FROM JAMA SURGERY

After implementation of surgical safety checklists in a tertiary care hospital, researchers observed a 27% reduction of risk-adjusted all-cause 90-day mortality, but adjusted all-cause 30-day mortality remained unchanged.

In addition, length of stay was reduced but 30-day readmission rate was not, according to the study published online in JAMA Surgery. Those key findings are from an effort to assess the association between the implementation of surgical safety checklists (SSCs) and rates of all-cause 90- and 30-day mortality.

Previous studies have analyzed in-hospital mortality or 30-day mortality “but not intermediate-term outcome variables,” said lead author Dr. Matthias Bock of the department of anesthesiology and intensive care medicine at Merano Hospital, Merano, Italy. “Almost one-quarter (23.6%) of the deaths within 30 days after surgery occurred after discharge, and 39.7% of patients undergoing surgery experienced only post-discharge complications. Ninety-day mortality often doubles 30-day mortality. In-hospital mortality and 30-day mortality might therefore underreport the real risk to these patients, especially after tumor surgery or among the elderly. Studies of the effect or the association of the implementation of surgical safety checklists (SSCs) on 90-day mortality are lacking.”

Dr. Bock and his associates retrospectively evaluated the outcomes of surgical procedures performed during the six months before and six months after implementation of SSCs at the 715-bed Central Hospital of Bolzano (CHB) in Italy (Jan. 1-June 30, 2010, and Jan. 1-June 30, 2013, respectively). The key outcome measures were risk-adjusted rates of 90- and 30-day mortality, readmission rate, and LOS ( JAMA Surg. 2016 Feb 3. doi:10.1001/jamasurg.2015.5490 ).

The study sample consisted of 10,741 patients, including 5,444 pre-intervention and 5,297 post-intervention patients. Of these, 53% were female and their mean age was 53 years.

The researchers reported that 90-day all-cause mortality was 2.4% before SSC implementation, compared with 2.2% after implementation, for an adjusted odds ratio (AOR) of 0.73 (P = .02). However, 30-day all-cause mortality was 1.36% before SSC implementation, compared with 1.32% after implementation, for an AOR of 0.79 (P = .17), remaining essentially unchanged.

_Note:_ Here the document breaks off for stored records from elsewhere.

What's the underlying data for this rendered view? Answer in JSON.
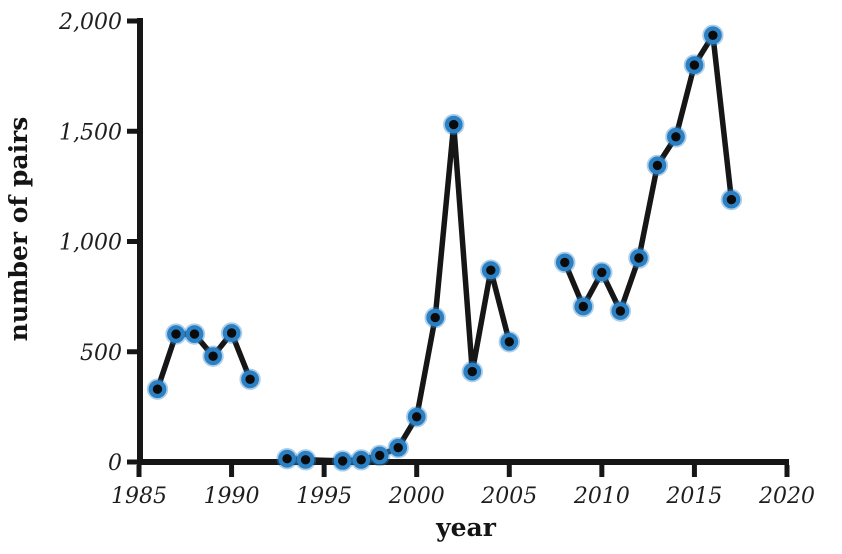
{
  "chart_data": {
    "type": "line",
    "title": "",
    "xlabel": "year",
    "ylabel": "number of pairs",
    "xlim": [
      1985,
      2020
    ],
    "ylim": [
      0,
      2000
    ],
    "grid": false,
    "legend": null,
    "x_ticks": [
      1985,
      1990,
      1995,
      2000,
      2005,
      2010,
      2015,
      2020
    ],
    "x_tick_labels": [
      "1985",
      "1990",
      "1995",
      "2000",
      "2005",
      "2010",
      "2015",
      "2020"
    ],
    "y_ticks": [
      0,
      500,
      1000,
      1500,
      2000
    ],
    "y_tick_labels": [
      "0",
      "500",
      "1,000",
      "1,500",
      "2,000"
    ],
    "line_color": "#161616",
    "marker": {
      "shape": "circle",
      "fill": "#0b0b0b",
      "ring": "#2b80c4"
    },
    "segments": [
      {
        "name": "1986-1991",
        "points": [
          [
            1986,
            330
          ],
          [
            1987,
            580
          ],
          [
            1988,
            580
          ],
          [
            1989,
            480
          ],
          [
            1990,
            585
          ],
          [
            1991,
            375
          ]
        ]
      },
      {
        "name": "1993-2005",
        "points": [
          [
            1993,
            15
          ],
          [
            1994,
            10
          ],
          [
            1996,
            5
          ],
          [
            1997,
            10
          ],
          [
            1998,
            30
          ],
          [
            1999,
            65
          ],
          [
            2000,
            205
          ],
          [
            2001,
            655
          ],
          [
            2002,
            1530
          ],
          [
            2003,
            410
          ],
          [
            2004,
            870
          ],
          [
            2005,
            545
          ]
        ]
      },
      {
        "name": "2008-2017",
        "points": [
          [
            2008,
            905
          ],
          [
            2009,
            705
          ],
          [
            2010,
            860
          ],
          [
            2011,
            685
          ],
          [
            2012,
            925
          ],
          [
            2013,
            1345
          ],
          [
            2014,
            1475
          ],
          [
            2015,
            1800
          ],
          [
            2016,
            1935
          ],
          [
            2017,
            1190
          ]
        ]
      }
    ]
  }
}
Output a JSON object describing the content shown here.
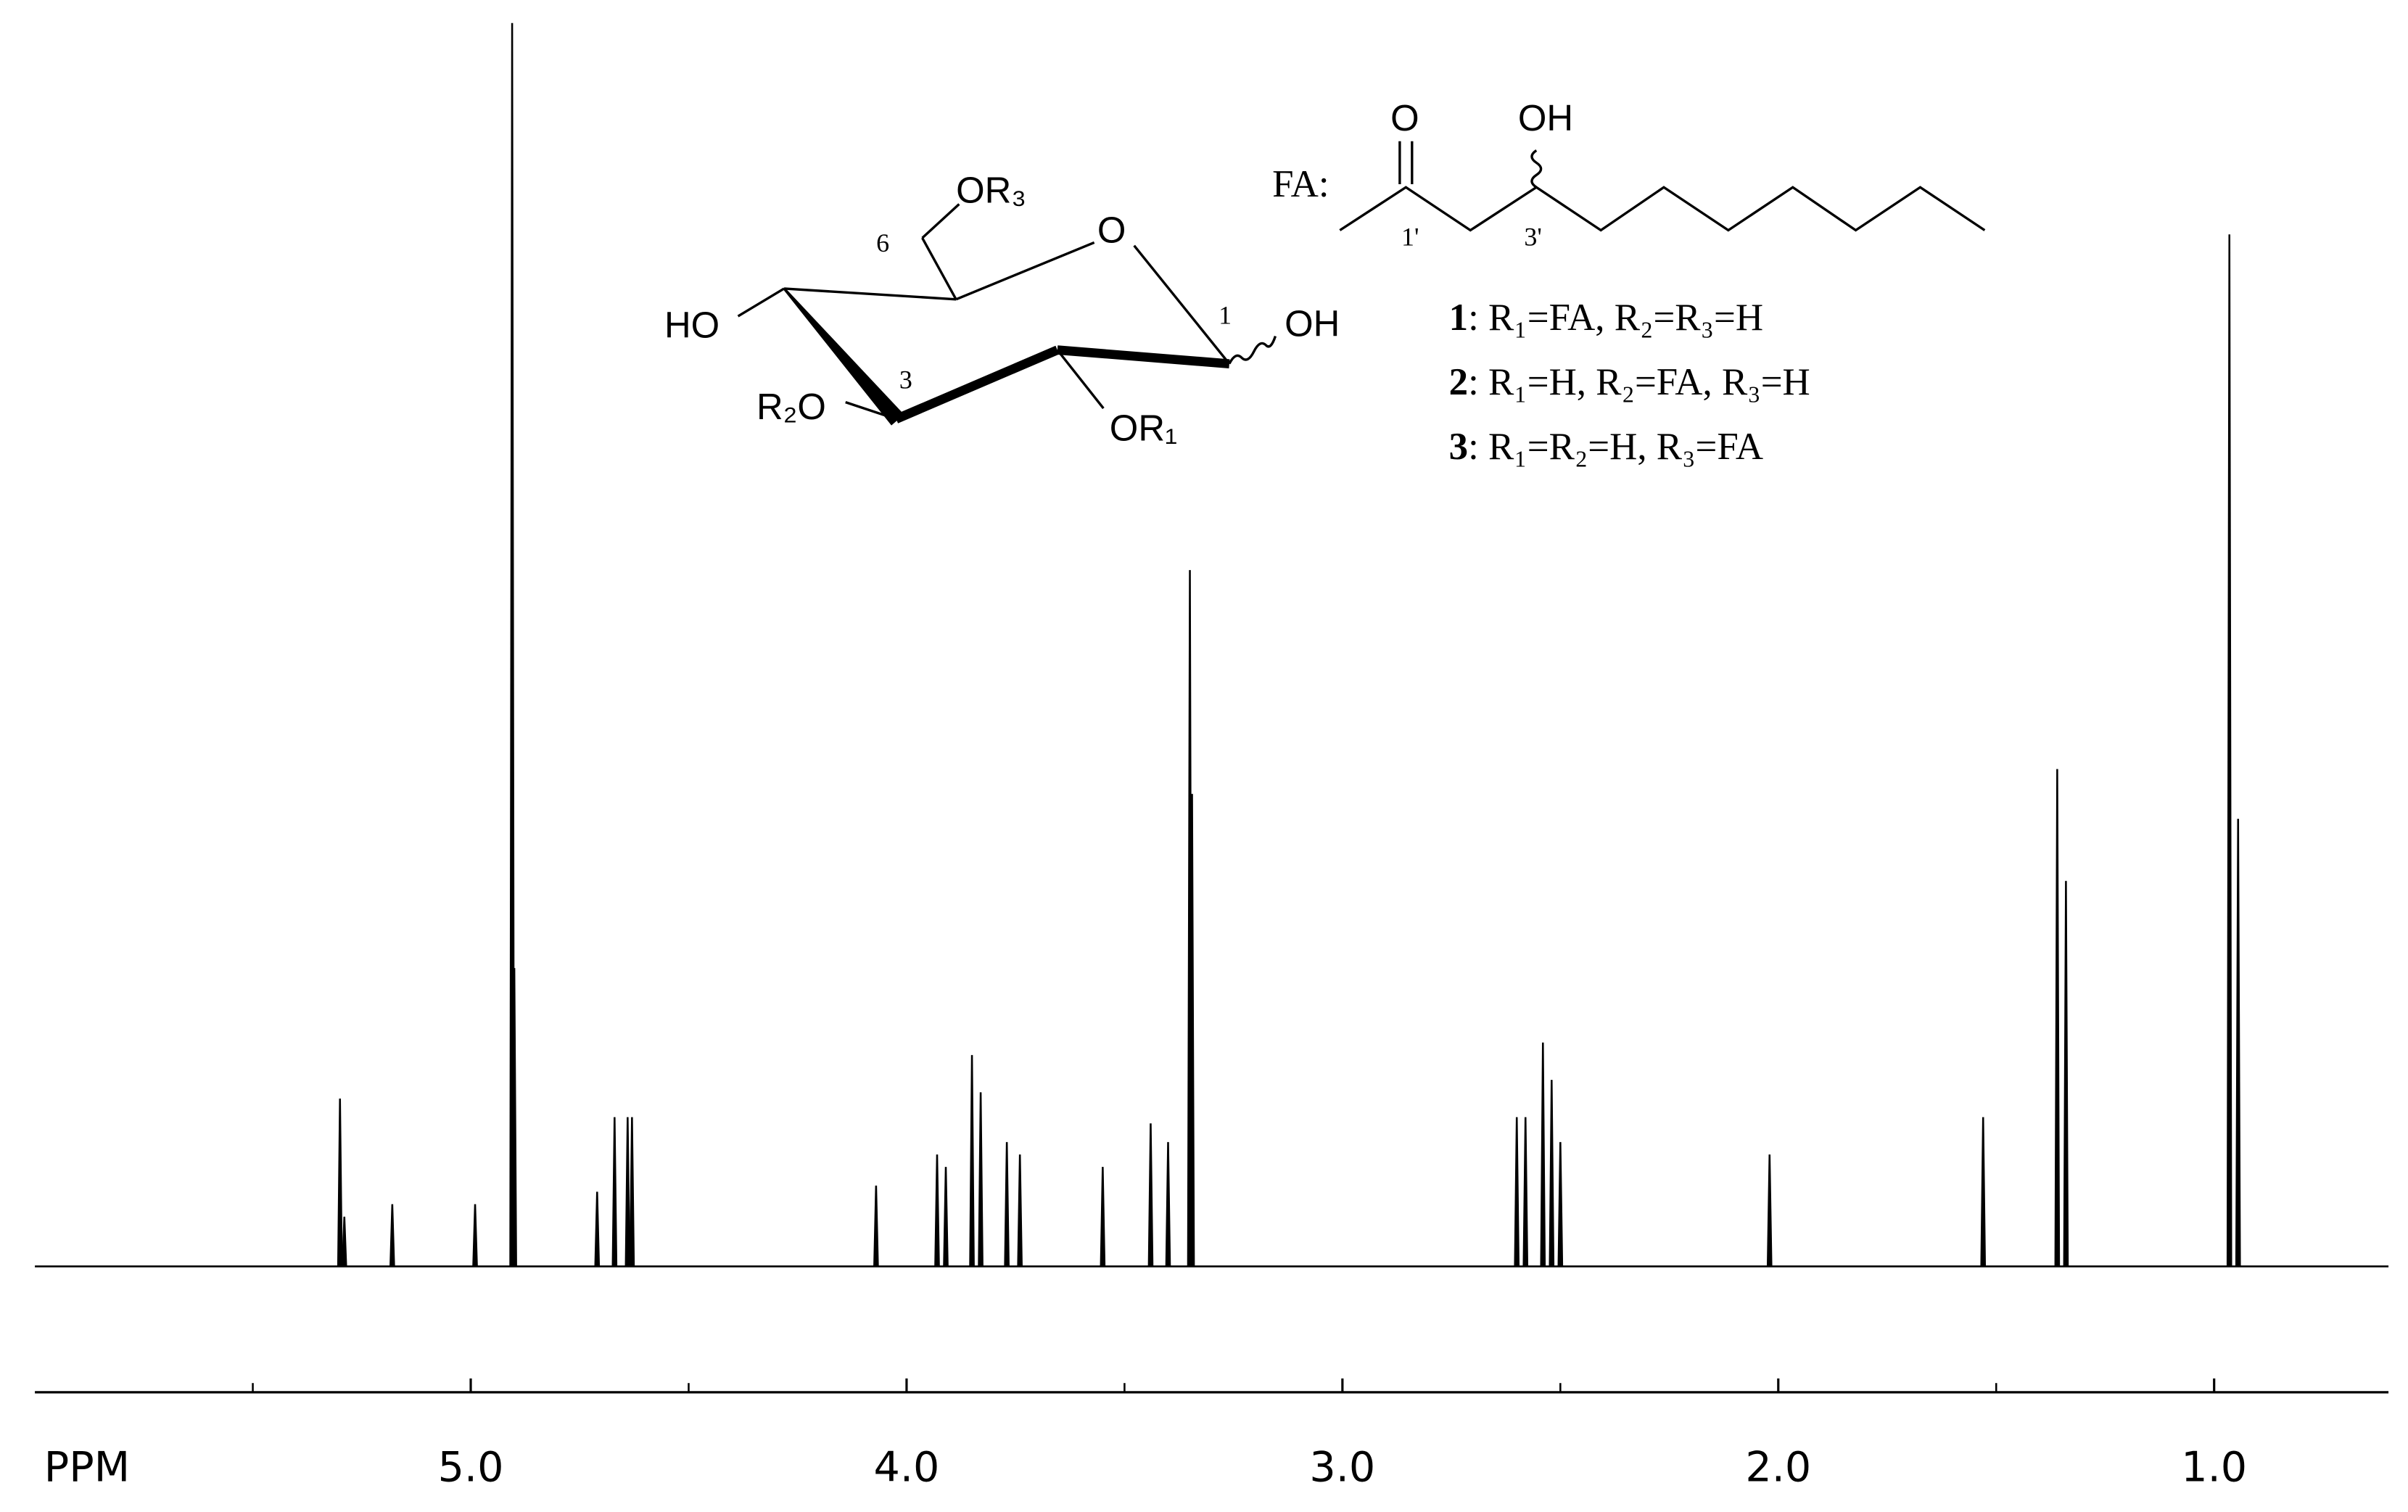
{
  "chart_data": {
    "type": "spectrum",
    "xlabel": "PPM",
    "xlim": [
      6.0,
      0.6
    ],
    "xticks": [
      {
        "value": 5,
        "label": "5.0"
      },
      {
        "value": 4,
        "label": "4.0"
      },
      {
        "value": 3,
        "label": "3.0"
      },
      {
        "value": 2,
        "label": "2.0"
      },
      {
        "value": 1,
        "label": "1.0"
      }
    ],
    "xminorticks": [
      5.5,
      4.5,
      3.5,
      2.5,
      1.5
    ],
    "ylim": [
      0,
      100
    ],
    "color": "#000000",
    "x": [
      5.3,
      5.29,
      5.18,
      4.99,
      4.905,
      4.9,
      4.71,
      4.67,
      4.64,
      4.63,
      4.07,
      3.93,
      3.91,
      3.85,
      3.83,
      3.77,
      3.74,
      3.55,
      3.44,
      3.4,
      3.35,
      3.345,
      2.6,
      2.58,
      2.54,
      2.52,
      2.5,
      2.02,
      1.53,
      1.36,
      1.34,
      0.965,
      0.945
    ],
    "values": [
      13.5,
      4,
      5,
      5,
      100,
      24,
      6,
      12,
      12,
      12,
      6.5,
      9,
      8,
      17,
      14,
      10,
      9,
      8,
      11.5,
      10,
      56,
      38,
      12,
      12,
      18,
      15,
      10,
      9,
      12,
      40,
      31,
      83,
      36
    ],
    "annotations": [
      "FA:",
      "O",
      "OH",
      "1'",
      "3'",
      "OR₃",
      "6",
      "O",
      "1",
      "OH",
      "HO",
      "3",
      "R₂O",
      "OR₁"
    ],
    "compounds": [
      {
        "number": "1",
        "text": ": R₁=FA, R₂=R₃=H"
      },
      {
        "number": "2",
        "text": ": R₁=H, R₂=FA, R₃=H"
      },
      {
        "number": "3",
        "text": ": R₁=R₂=H, R₃=FA"
      }
    ]
  }
}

Dr. Bock and his associates also found that 30-day readmission rates were similar in the pre-implementation and post-implementation groups (14.6% vs. 14.5%, respectively: P = .90), but the adjusted length of stay favored the post-implementation group (a mean of 9.6 days, compared with a mean of 10.4 days in the in the pre-implementation group; P less than .001).

The researchers acknowledged certain limitations of the study, including its single-center design and the lack of a control group. “The study design highly reduces the risk for observation bias (Hawthorne effect),” they wrote. “Furthermore, we did not inform the staff about the purpose of our study. We analyzed only objective outcome data to reduce reporting bias as much as possible.”

The finding of a decline in LOS “suggests potential cost savings after the implementation of SSCs,” they concluded. “Further trials should address this hypothesis and the effect on quality of care owing to a reduction of the costs of complications or unplanned reoperations.”

The study was supported by the Public Health Care Company of South Tyrol, Italy, and by the Autonomous Province of Bolzano, Italy. The researchers reported having no financial disclosures.